I remember looking at Harry, who was calmly sipping a cup of coffee. I asked him, “Harry, why? Why now?”
He just looked at me over the rim of his cup, twinkled those eyes, and said, “I thought the scene needed a little more truth, Alan.”
That was the secret of MAS*H. People ask why the chemistry worked, and the truth is that we loved each other enough to try and destroy each other’s performances every single day.
That humor wasn’t just a distraction; it was the glue. If we couldn’t laugh at the absurdity of four grown men pretending to do surgery in a hot tent in Malibu, we wouldn’t have lasted a season, let alone eleven.
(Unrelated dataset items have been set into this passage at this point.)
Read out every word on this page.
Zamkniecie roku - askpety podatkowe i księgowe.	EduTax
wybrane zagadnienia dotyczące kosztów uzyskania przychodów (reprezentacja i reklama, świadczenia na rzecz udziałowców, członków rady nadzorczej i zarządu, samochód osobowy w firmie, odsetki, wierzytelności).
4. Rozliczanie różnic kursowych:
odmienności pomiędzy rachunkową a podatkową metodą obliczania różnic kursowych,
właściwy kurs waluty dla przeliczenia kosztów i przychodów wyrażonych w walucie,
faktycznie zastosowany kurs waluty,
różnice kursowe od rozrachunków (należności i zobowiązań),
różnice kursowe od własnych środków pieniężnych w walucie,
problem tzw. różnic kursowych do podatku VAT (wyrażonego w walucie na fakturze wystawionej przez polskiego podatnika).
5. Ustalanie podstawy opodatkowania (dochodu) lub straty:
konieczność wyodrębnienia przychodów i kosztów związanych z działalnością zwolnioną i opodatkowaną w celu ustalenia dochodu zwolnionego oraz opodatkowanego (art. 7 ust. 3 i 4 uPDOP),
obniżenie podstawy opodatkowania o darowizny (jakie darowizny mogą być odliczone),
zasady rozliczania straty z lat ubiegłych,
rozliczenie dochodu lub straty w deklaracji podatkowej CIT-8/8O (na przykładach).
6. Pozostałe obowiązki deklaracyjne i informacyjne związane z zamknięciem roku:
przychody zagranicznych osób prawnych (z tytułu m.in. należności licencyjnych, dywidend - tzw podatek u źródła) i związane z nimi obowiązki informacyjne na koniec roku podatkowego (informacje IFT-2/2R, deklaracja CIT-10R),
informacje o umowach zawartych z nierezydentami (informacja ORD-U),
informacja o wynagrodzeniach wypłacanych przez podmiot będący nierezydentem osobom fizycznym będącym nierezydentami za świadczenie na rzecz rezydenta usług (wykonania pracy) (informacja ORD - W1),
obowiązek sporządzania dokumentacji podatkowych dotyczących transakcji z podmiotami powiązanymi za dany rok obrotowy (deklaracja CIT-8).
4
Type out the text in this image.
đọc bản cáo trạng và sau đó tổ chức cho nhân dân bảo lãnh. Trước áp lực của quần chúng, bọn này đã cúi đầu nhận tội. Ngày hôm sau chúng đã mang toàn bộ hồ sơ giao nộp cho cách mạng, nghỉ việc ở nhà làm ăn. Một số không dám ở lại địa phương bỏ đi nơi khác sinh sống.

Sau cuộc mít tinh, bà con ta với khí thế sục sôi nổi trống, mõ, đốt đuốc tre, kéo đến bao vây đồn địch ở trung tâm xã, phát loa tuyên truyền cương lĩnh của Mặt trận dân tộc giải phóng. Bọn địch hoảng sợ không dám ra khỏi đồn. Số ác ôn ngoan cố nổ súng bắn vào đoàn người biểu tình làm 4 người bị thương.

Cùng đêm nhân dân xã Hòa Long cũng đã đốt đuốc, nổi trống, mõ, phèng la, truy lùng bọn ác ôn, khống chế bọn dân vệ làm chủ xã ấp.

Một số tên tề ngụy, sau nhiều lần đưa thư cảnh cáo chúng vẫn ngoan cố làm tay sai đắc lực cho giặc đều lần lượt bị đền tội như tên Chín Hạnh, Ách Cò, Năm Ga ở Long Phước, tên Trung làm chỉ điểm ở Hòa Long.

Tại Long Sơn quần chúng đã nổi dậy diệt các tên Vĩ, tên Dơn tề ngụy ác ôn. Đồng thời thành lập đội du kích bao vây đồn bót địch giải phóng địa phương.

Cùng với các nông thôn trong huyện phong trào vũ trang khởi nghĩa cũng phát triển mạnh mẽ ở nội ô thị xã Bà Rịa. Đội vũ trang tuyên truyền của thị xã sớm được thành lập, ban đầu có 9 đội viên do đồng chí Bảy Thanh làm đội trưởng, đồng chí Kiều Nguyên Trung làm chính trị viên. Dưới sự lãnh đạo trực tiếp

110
Decades later, I can still hear Harry’s whisper in the back of my mind whenever I find myself in a situation that feels too serious or too heavy.
He taught me that the more important the moment feels, the more necessary it is to find the ridiculousness hiding in the corner.
We eventually got the take, of course. But if you watch those old episodes closely, especially the surgery scenes, you’ll sometimes see our eyes crinkling just a little bit too much.
The audience thought Hawkeye was smiling at a successful surgery. In reality, I was usually just trying not to swallow my mask because Harry Morgan had just told me a dirty joke about a chicken.
It’s a beautiful way to live, really—constantly looking for the crack in the armor where the light and the laughter can get in.
We were a family in the truest sense, which meant we knew exactly which buttons to push to make the whole structure come tumbling down in a fit of hysterics.
I miss that heat. I miss that smell. And God, I miss that man’s whispers.
When life starts feeling a bit too much like a heavy drama, do you have someone in your life who knows exactly how to make you break character?